We build on previous work [1] that only considers the carrier phase measurements from a single high-frequency moving antenna and [2] that combines carrier and IMU measurements within a differential GNSS setup, requiring multiple receivers. We extend and augment the antenna displacement measurement by coupling the INS measurements with the carrier phase information, in a single antenna receiver. We demonstrate that this is possible to do even in commercially available GNSS receivers providing RAW measurements, even with the limitation imposed by the unknown structure of the tracking loops and the relatively limited carrier phase sampling rate.

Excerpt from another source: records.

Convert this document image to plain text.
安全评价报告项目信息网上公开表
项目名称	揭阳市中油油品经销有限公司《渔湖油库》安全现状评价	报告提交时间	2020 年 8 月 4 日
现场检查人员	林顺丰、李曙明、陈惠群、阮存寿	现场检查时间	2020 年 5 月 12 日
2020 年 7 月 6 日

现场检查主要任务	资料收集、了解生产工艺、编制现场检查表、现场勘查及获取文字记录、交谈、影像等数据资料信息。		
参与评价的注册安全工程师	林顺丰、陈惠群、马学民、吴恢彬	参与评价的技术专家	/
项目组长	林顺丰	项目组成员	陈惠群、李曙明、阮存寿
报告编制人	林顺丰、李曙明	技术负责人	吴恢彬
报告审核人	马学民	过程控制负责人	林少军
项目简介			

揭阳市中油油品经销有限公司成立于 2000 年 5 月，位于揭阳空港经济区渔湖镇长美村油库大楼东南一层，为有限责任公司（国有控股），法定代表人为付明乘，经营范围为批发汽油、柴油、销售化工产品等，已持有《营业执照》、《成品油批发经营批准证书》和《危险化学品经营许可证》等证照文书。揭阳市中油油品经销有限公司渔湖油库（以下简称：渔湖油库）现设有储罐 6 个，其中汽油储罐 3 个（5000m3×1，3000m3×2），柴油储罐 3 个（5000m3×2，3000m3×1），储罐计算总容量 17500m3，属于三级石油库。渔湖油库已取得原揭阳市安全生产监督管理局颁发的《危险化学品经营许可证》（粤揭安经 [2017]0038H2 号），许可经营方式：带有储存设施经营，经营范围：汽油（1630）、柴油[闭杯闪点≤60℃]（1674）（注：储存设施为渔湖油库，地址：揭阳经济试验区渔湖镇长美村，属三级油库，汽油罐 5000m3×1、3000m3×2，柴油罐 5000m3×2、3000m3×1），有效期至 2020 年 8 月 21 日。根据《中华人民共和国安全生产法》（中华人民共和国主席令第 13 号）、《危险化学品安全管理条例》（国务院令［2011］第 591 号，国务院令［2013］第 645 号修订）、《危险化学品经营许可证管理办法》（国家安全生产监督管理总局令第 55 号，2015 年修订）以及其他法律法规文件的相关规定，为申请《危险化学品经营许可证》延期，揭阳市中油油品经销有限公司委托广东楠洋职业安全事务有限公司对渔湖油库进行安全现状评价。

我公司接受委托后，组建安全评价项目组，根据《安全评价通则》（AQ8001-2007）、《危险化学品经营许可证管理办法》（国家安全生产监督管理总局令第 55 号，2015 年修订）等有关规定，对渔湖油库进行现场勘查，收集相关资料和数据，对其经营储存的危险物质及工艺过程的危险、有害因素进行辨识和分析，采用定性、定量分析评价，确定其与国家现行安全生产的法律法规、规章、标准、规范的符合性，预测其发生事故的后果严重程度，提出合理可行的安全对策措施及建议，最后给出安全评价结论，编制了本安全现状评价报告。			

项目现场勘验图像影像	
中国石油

This approach leverages short-time tracking of the GNSS antenna displacement with an inertial platform, to correlate the high-frequency movement at the receiver with the variation in the carrier phase; and this way, to identify legitimate transmitters based on their geometrical diversity. A statistical test based on the coupled measurements is then used to distinguish which time window is affected by the spoofer. By forcing specific movement patterns (predictable oscillations in the antenna) that can be excluded from a navigation perspective, we raise the bar for the attacker and make our detection method stronger.
While low grade IMUs are not suitable for long time integration, they perform extremely well in the short periods of time, allowing for fast integration to correlate the local displacement of the receiving antenna and in turn correlate it with the carrier phase measurements. For this reason we, we exploit carrier phase-based observations coupled with a low-end inertial sensor to identify spoofing and meaconing.
We implement a platform designed to effectively compare different tiers of INS platforms and GNSS receivers, based on commercial consumer devices. By characterizing the different sensors, we show that simple MEMS INS perform as well as high end industrial grade sensors, showing that sensors that are traditionally considered unsuited for navigation purposes offer great performance at the short integration times used in the presented method. Results from benign and adversarial control cases, in a controlled environment and through field testing (Jammertest 2024) show that the detector achieves a best-case scenario of 90% accuracy in correctly identifying spoofing, without any modification to the receiver structure with mass-production grade INS commonly used in mobile phones.

[1] Psiaki, Mark L., Steven P. Powell, and Brady W. O'Hanlon. "GNSS spoofing detection using high-frequency antenna motion and carrier-phase data." proceedings of the 26th international technical meeting of the satellite division of the Institute of Navigation (ION GNSS+ 2013). 2013.
[2] Clements, Zachary, James E. Yoder, and Todd E. Humphreys. "Carrier-phase and IMU based GNSS spoofing detection for ground vehicles." Proceedings of the ION International Technical Meeting, Long Beach, CA. 2022.